Com o dever de recolhimento domiciliário imposto pelo estado de emergência decretado, o confinamento impôs-se. Estar e ficar em casa nunca foi tão urgente e necessário para travar os contactos físicos através dos quais ocorrem as infeções pelo novo coronavírus, que após duas semanas os resultados são notórios ao nível da redução de novos casos diários de infeção.

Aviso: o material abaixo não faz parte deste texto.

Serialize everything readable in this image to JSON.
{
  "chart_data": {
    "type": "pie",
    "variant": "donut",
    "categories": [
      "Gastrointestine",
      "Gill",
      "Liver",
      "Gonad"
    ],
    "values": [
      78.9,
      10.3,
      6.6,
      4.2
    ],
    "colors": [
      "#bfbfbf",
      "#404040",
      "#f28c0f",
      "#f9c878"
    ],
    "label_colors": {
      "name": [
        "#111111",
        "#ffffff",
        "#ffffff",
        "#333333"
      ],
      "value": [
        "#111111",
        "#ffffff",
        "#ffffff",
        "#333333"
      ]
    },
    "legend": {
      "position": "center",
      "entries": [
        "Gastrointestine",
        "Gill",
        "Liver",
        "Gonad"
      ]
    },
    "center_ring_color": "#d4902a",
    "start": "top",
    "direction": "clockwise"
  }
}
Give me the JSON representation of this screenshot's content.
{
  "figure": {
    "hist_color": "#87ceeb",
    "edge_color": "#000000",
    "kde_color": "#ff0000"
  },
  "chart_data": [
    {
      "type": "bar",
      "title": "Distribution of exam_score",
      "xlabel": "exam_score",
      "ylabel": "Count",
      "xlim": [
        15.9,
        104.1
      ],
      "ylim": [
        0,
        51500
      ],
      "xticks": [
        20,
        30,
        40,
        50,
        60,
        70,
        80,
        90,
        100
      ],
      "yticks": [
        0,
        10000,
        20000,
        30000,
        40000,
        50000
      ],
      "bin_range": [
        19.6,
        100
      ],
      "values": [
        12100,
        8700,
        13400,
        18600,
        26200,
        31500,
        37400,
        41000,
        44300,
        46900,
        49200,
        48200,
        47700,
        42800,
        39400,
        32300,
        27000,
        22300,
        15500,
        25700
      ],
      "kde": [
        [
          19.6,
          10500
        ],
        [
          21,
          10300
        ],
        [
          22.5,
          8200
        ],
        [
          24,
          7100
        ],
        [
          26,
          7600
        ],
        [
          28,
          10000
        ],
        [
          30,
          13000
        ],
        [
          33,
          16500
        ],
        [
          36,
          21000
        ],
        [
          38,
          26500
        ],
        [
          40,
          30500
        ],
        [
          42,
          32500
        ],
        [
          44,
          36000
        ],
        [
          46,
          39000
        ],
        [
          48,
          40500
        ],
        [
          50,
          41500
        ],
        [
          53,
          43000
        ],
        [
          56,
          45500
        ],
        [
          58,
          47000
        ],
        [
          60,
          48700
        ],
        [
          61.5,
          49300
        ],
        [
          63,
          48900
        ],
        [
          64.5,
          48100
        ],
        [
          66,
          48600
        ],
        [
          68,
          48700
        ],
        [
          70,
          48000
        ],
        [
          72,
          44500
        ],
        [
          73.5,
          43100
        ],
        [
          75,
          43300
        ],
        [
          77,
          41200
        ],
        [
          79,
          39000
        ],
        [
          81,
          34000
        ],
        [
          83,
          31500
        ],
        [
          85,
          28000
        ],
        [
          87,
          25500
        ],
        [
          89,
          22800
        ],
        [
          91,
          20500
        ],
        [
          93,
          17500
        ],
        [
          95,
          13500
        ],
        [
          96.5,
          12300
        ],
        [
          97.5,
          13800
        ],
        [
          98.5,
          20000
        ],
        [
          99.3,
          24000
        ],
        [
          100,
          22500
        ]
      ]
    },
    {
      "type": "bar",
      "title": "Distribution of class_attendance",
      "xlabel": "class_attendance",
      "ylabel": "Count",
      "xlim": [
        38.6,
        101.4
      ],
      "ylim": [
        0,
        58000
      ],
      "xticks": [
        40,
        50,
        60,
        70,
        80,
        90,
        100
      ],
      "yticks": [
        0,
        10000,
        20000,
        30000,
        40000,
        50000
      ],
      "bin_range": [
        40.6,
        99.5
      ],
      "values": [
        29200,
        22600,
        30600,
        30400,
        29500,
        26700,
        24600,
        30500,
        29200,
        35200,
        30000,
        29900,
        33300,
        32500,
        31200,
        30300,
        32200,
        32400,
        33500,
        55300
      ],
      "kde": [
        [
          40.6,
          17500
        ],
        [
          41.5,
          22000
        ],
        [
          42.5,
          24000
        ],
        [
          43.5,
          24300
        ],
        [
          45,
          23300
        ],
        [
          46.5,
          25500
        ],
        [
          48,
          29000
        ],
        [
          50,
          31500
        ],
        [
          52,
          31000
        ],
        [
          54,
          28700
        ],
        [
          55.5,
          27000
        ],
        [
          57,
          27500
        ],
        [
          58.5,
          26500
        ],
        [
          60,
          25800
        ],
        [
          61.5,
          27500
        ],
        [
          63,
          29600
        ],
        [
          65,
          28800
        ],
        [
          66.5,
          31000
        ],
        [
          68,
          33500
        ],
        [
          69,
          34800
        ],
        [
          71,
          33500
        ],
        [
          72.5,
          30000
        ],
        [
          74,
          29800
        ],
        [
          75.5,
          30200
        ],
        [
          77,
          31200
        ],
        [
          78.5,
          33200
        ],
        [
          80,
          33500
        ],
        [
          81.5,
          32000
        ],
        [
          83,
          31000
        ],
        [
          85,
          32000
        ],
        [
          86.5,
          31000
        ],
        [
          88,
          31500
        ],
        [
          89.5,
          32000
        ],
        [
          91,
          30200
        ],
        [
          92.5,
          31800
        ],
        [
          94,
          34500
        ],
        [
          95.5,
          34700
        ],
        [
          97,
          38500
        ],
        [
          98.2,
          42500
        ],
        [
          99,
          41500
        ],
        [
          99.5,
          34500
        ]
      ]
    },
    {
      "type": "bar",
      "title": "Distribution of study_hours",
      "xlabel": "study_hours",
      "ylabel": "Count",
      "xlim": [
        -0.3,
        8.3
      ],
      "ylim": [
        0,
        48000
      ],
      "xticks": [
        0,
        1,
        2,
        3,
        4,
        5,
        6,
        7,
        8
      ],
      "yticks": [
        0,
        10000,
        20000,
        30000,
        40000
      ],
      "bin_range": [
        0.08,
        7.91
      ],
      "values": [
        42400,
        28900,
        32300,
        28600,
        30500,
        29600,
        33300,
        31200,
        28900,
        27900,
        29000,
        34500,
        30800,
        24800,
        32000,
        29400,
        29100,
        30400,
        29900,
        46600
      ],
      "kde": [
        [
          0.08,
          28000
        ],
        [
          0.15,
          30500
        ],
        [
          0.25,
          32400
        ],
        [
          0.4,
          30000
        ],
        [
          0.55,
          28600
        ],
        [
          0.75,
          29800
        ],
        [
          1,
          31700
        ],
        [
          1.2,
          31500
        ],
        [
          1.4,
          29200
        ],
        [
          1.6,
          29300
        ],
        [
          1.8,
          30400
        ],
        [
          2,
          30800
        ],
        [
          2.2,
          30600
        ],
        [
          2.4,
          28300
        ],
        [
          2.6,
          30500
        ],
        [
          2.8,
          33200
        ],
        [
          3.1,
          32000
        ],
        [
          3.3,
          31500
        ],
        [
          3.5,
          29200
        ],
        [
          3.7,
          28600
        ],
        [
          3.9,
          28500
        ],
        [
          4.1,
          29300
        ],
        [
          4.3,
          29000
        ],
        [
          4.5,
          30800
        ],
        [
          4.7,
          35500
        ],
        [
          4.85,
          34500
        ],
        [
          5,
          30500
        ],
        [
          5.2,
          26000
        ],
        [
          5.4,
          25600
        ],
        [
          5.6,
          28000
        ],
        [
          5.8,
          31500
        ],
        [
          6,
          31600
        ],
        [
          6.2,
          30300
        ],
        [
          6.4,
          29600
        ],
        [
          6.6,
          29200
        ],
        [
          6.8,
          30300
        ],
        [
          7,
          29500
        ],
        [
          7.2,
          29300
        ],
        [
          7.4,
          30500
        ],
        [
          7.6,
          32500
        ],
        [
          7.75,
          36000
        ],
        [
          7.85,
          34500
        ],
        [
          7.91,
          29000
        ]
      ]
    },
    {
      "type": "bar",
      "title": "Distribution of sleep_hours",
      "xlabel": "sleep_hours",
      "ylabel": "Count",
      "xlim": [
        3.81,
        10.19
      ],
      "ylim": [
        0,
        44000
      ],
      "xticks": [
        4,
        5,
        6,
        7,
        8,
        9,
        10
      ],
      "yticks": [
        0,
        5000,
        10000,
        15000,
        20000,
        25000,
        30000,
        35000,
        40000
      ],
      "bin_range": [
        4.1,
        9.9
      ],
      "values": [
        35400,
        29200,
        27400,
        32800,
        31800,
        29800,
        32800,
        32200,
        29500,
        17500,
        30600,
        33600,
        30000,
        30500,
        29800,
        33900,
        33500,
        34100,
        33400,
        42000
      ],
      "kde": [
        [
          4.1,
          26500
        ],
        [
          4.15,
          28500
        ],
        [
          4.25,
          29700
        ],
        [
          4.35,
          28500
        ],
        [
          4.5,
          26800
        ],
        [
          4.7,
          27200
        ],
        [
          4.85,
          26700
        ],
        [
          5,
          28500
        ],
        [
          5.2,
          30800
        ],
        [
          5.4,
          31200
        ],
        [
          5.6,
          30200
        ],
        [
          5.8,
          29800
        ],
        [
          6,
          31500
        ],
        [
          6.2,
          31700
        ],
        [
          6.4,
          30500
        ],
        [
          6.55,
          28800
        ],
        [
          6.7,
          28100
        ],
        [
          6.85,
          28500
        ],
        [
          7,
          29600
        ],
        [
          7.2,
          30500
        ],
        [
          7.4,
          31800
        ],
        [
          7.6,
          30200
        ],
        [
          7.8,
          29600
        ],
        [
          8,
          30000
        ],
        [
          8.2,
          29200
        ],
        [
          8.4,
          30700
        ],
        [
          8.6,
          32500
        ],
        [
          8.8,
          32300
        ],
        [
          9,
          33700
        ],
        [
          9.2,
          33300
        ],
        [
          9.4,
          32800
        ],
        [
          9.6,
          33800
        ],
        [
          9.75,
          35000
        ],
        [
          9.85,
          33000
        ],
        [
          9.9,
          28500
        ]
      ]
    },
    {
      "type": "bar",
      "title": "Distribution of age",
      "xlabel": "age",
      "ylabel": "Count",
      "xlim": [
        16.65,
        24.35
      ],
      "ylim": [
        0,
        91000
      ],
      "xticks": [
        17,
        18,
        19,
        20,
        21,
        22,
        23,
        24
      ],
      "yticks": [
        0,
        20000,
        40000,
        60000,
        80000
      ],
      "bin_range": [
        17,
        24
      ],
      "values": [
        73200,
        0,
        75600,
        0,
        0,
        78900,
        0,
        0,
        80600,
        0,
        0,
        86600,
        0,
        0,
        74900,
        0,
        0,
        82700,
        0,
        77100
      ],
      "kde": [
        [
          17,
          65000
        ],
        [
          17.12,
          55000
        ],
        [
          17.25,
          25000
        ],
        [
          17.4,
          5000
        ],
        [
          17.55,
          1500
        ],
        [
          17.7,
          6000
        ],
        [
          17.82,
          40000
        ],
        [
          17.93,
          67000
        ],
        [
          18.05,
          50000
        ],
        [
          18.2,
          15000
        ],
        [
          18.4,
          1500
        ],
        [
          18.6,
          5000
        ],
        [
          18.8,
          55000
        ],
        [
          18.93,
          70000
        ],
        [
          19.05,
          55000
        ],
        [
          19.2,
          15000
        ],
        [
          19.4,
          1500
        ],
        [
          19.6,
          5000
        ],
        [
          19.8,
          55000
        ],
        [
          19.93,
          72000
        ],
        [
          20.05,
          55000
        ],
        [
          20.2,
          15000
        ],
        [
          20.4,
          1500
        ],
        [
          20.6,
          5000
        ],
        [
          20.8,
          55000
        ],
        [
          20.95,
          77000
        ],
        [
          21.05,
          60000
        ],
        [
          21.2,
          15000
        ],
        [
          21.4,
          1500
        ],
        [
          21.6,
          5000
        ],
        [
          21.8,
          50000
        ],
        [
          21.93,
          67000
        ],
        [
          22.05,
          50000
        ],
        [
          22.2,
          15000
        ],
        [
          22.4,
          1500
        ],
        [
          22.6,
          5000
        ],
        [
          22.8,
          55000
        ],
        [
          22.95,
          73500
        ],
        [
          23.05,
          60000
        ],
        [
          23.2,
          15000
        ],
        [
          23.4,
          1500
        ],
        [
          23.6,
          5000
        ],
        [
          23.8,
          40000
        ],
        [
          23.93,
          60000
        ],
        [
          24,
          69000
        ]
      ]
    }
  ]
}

Esta permanência em casa, isolados, sair só quando estritamente necessário, conduz ao isolamento social. Por força da restrição de contactos, ficamos mais sós. A única alternativa para sair em segurança é através dos meios de comunicação que temos ao nosso alcance: TV pela evasão, smartphones e computadores que nos fornecem redes sociais. Eles são efetivamente o meio para contactar com o mundo, com os outros, nunca se comprou tanto pela internet, nunca usamos tanto os telemóveis para nos encontrarmos, para vermos espetáculos, para acedermos a serviços do estado, para jogar videojogos ou para “ir à escola”.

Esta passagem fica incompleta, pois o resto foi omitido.